米CNNによりますと、気候変動の影響を分析する国際プロジェクト「WWA世界気象アトリビューション」の科学者ら39人が、先月12~15日に220人以上の死者を出した水害について調べた結果、大規模な集中豪雨は400年に1度の現象だったこと、また、1日の雨量は気候変動のために3~19%増加していたことも明らかになりました。
英オックスフォード大学環境変動研究所のフリードリク・オットー副所長は「先進国も異常気象の影響を免れないことが、この洪水で分かった」と指摘しています。
オランダ・トゥウェンテ大学のマールテン・ファンアールスト博士によると、400年に1度というのは対象地域での頻度であり、世界のほかの地域で今後400年、同じようなことが起きないという意味ではないということで、気候変動は年々進んでいるため、異常気象のリスクも年ごとに増大すると予想されます。

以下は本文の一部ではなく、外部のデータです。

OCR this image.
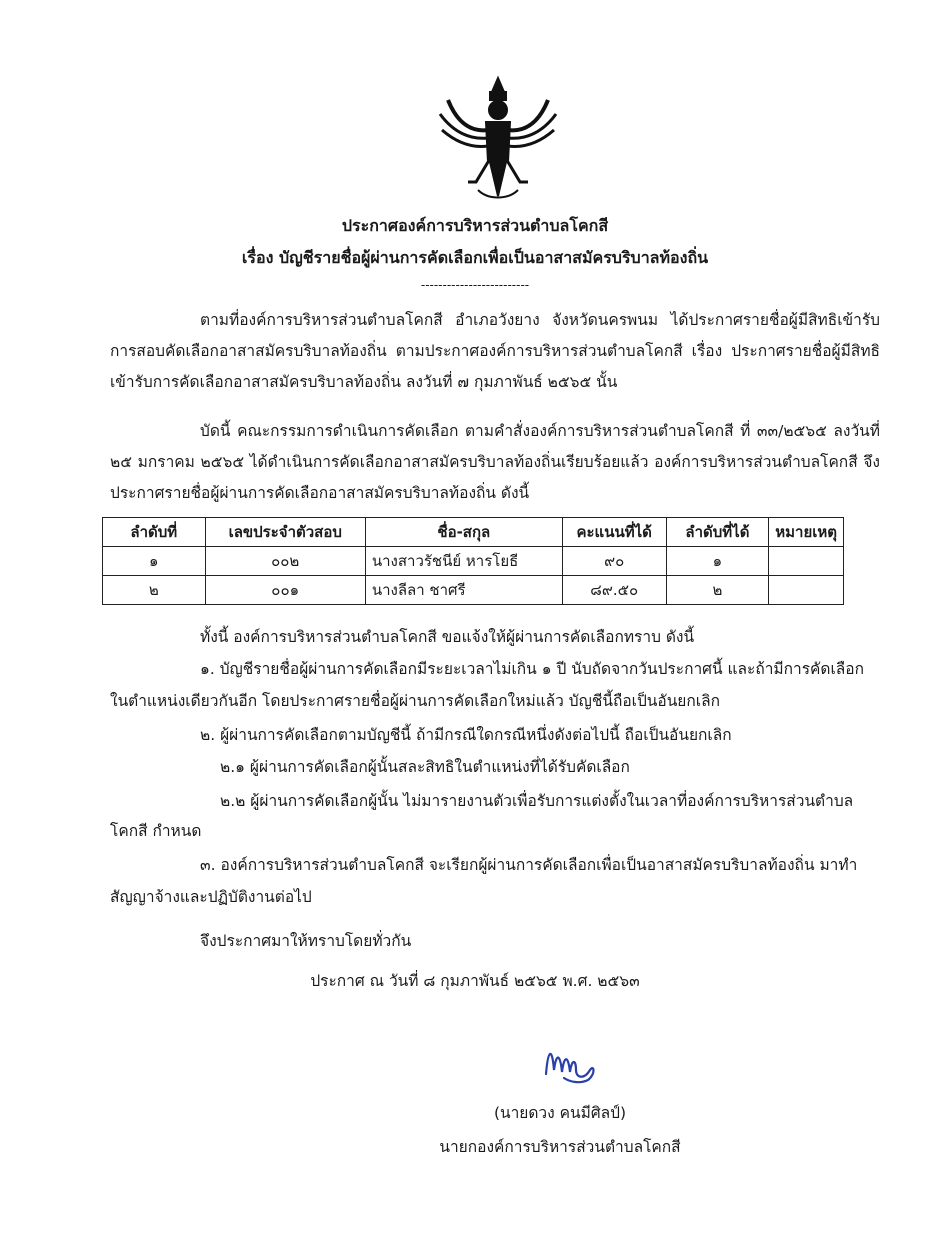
ประกาศองค์การบริหารส่วนตำบลโคกสี
เรื่อง บัญชีรายชื่อผู้ผ่านการคัดเลือกเพื่อเป็นอาสาสมัครบริบาลท้องถิ่น
-------------------------
ตามที่องค์การบริหารส่วนตำบลโคกสี อำเภอวังยาง จังหวัดนครพนม ได้ประกาศรายชื่อผู้มีสิทธิเข้ารับการสอบคัดเลือกอาสาสมัครบริบาลท้องถิ่น ตามประกาศองค์การบริหารส่วนตำบลโคกสี เรื่อง ประกาศรายชื่อผู้มีสิทธิเข้ารับการคัดเลือกอาสาสมัครบริบาลท้องถิ่น ลงวันที่ ๗ กุมภาพันธ์ ๒๕๖๕ นั้น
บัดนี้ คณะกรรมการดำเนินการคัดเลือก ตามคำสั่งองค์การบริหารส่วนตำบลโคกสี ที่ ๓๓/๒๕๖๕ ลงวันที่ ๒๕ มกราคม ๒๕๖๕ ได้ดำเนินการคัดเลือกอาสาสมัครบริบาลท้องถิ่นเรียบร้อยแล้ว องค์การบริหารส่วนตำบลโคกสี จึงประกาศรายชื่อผู้ผ่านการคัดเลือกอาสาสมัครบริบาลท้องถิ่น ดังนี้
ลำดับที่	เลขประจำตัวสอบ	ชื่อ-สกุล	คะแนนที่ได้	ลำดับที่ได้	หมายเหตุ
๑	๐๐๒	นางสาวรัชนีย์ หารโยธี	๙๐	๑	
๒	๐๐๑	นางลีลา ชาศรี	๘๙.๕๐	๒	
ทั้งนี้ องค์การบริหารส่วนตำบลโคกสี ขอแจ้งให้ผู้ผ่านการคัดเลือกทราบ ดังนี้
๑. บัญชีรายชื่อผู้ผ่านการคัดเลือกมีระยะเวลาไม่เกิน ๑ ปี นับถัดจากวันประกาศนี้ และถ้ามีการคัดเลือก
ในตำแหน่งเดียวกันอีก โดยประกาศรายชื่อผู้ผ่านการคัดเลือกใหม่แล้ว บัญชีนี้ถือเป็นอันยกเลิก
๒. ผู้ผ่านการคัดเลือกตามบัญชีนี้ ถ้ามีกรณีใดกรณีหนึ่งดังต่อไปนี้ ถือเป็นอันยกเลิก
๒.๑ ผู้ผ่านการคัดเลือกผู้นั้นสละสิทธิในตำแหน่งที่ได้รับคัดเลือก
๒.๒ ผู้ผ่านการคัดเลือกผู้นั้น ไม่มารายงานตัวเพื่อรับการแต่งตั้งในเวลาที่องค์การบริหารส่วนตำบล
โคกสี กำหนด
๓. องค์การบริหารส่วนตำบลโคกสี จะเรียกผู้ผ่านการคัดเลือกเพื่อเป็นอาสาสมัครบริบาลท้องถิ่น มาทำ
สัญญาจ้างและปฏิบัติงานต่อไป
จึงประกาศมาให้ทราบโดยทั่วกัน
ประกาศ ณ วันที่ ๘ กุมภาพันธ์ ๒๕๖๕ พ.ศ. ๒๕๖๓
(นายดวง คนมีศิลป์)
นายกองค์การบริหารส่วนตำบลโคกสี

研究者らはドイツやベルギーの川沿いのほかにフランスやオランダ、ルクセンブルク、スイスの状況も考慮し、コンピューター・シミュレーションを使って、産業革命前の1800年代後半と、当時より気温が1.2度上昇した現在を比較しました。これに基づき、気温が産業革命前より2度上昇した場合は、豪雨発生の確率がさらに1.2~1.4倍に上昇し、1日の雨量がさらに0.8~6%増加すると予想しています。
ファンアールスト博士は「私たちにできるのは、リスクがますます手に負えなくなる事態を防ぐために温室効果ガスの増加を止めること、その一方でさらなる異常気象に備えることだ」と語りました。